Clovelly is a village on the north Devon coast, England, about twelve miles west of Bideford. It is a major tourist attraction, famous for its history and beauty, its extremely steep car-free cobbled main street, donkeys, and its location looking out over the Bristol Channel. Thick woods shelter it and render the climate so mild that even tender plants flourish.
The village itself is not accessible by motor vehicle and space at the harbour is extremely limited.
Visitors usually park in a municipal car park above the town, at the end of the B3237 road; service buses make calls at the car park also.
There is a visitor centre (consisting of a barrier to the village, a cafe and gift and guidebook shop) at the car park and a number of tourist-oriented shop units. Visitors can enter the village through the visitor centre. A taxi service operates in summer using Land Rover vehicles, between the car park and the harbour.
There is a public road down to the harbour (followed by the Land Rover taxi), although parking at the bottom is all private, and there is a sign warning visitors against going down that road
Clovelly used to be a fishing village and in 1901 had a population of 621. It is a cluster of wattle and daub cottages
on the sides of a rocky cleft; its steep main street descends 400 feet (120 m) to the pier
, too steeply to allow wheeled traffic. Sledges
are used for the movement of goods. The street is lined with houses, and a small number of shops and a cafe and a public house.
All Saints' Church, restored in 1866, is late Norman, containing several monuments to the Cary family, lords of the manor for 600 years.
The scenery is famous for its richness of colour, especially in the grounds of Cary Court, and along The Hobby, a road cut through the woods and overlooking the sea. The South West Coast Path National Trail runs past the village, and the section from Clovelly to Hartland Quay is particularly spectacular.
The novelist Charles Kingsley
lived here as a child from 1831 to 1836, while his father, the Reverend Charles Kingsley served first as Senior Curate then as Rector. Later, in 1855, his novel Westward Ho!
did much to stimulate interest in Clovelly and to boost its tourist trade.

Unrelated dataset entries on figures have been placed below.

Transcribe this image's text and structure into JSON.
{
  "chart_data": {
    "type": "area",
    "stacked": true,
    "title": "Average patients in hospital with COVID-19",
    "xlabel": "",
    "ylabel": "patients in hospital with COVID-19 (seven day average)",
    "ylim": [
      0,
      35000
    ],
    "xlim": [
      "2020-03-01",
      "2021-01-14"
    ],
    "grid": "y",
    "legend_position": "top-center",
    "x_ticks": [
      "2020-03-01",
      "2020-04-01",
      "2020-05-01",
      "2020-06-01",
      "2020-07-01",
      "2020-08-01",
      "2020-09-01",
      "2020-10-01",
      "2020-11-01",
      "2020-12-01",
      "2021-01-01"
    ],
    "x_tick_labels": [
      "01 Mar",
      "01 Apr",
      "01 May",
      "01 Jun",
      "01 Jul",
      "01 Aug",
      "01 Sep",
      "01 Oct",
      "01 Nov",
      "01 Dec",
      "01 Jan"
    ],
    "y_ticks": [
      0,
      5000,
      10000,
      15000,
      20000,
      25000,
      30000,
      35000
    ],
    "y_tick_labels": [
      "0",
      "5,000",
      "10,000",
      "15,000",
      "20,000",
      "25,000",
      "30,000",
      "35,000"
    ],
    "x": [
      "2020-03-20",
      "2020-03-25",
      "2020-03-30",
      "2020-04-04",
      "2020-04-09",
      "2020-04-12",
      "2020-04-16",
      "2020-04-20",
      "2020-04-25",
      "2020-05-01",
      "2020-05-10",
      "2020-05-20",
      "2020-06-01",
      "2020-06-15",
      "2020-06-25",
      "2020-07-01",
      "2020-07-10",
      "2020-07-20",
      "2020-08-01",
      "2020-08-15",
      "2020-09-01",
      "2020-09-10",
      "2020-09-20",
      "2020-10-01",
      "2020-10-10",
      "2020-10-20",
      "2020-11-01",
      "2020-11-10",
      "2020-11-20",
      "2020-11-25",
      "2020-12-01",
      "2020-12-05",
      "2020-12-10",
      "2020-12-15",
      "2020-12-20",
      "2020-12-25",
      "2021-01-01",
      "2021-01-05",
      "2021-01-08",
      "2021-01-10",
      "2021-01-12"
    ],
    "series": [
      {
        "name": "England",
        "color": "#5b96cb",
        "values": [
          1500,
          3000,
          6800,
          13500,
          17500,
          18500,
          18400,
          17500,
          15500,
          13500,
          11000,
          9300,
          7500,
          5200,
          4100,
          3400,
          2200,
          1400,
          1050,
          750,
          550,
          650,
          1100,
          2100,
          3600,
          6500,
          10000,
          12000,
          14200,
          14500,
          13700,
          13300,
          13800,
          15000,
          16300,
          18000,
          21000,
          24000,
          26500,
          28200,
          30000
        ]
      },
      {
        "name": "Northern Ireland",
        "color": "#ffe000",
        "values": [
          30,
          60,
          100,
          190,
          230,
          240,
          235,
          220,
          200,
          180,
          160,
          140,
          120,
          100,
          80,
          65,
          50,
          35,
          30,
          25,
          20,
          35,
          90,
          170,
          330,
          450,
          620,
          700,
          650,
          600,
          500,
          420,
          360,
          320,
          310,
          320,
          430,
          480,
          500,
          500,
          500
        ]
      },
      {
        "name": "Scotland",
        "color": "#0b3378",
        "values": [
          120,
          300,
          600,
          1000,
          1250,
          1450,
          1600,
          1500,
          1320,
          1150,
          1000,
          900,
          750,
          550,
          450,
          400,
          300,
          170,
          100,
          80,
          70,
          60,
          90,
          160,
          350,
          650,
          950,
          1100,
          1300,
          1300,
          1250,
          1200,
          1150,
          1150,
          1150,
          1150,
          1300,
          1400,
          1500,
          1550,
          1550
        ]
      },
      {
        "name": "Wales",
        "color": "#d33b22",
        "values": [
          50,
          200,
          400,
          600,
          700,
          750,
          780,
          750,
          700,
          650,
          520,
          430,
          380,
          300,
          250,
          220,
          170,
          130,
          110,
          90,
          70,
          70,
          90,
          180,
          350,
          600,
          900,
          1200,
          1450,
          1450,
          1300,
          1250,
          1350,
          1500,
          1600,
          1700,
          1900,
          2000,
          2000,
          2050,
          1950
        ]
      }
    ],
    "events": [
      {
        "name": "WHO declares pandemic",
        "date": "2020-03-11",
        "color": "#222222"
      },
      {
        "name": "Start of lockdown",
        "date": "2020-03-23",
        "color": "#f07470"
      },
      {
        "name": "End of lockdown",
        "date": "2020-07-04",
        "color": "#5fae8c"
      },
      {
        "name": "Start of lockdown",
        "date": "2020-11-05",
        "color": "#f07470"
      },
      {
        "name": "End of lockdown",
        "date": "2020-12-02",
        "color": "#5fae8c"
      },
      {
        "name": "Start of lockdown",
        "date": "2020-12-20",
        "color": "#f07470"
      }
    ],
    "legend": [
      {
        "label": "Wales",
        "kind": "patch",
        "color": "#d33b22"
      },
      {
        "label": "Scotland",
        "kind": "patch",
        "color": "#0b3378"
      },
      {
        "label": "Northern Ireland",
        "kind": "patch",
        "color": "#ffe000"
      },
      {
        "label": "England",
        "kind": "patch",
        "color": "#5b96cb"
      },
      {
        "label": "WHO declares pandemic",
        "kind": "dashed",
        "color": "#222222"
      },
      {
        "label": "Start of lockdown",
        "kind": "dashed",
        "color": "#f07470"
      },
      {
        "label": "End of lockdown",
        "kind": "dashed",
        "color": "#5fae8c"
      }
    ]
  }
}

Clovelly is also described by Charles Dickens in A Message from the Sea and was painted by Rex Whistler, whose cameos of the village were used on a china service by Wedgwood.
The surgeon Campbell De Morgan (1811 – 1876), who first speculated that cancer arose locally and then spread more widely in the body, was born here.
Clovelly is mentioned in passing by Rudyard Kipling in Stalky & Co. as being located to the west of the boys' academy.
Deliveries by sledge
The impossibility of getting vehicular access to the main street has led to deliveries being made by sledge. This is not done as a tourist attraction but as a matter of practicality. Goods being delivered are pulled down the hill from an upper car park. Refuse is pulled down the hill to a waiting vehicle at the harbour.
In former times, deliveries were made on the backs of donkeys. This is no longer practised, but some donkeys are kept at the village, for children's rides in a paddock by the main car park, and for photo opportunities in the street.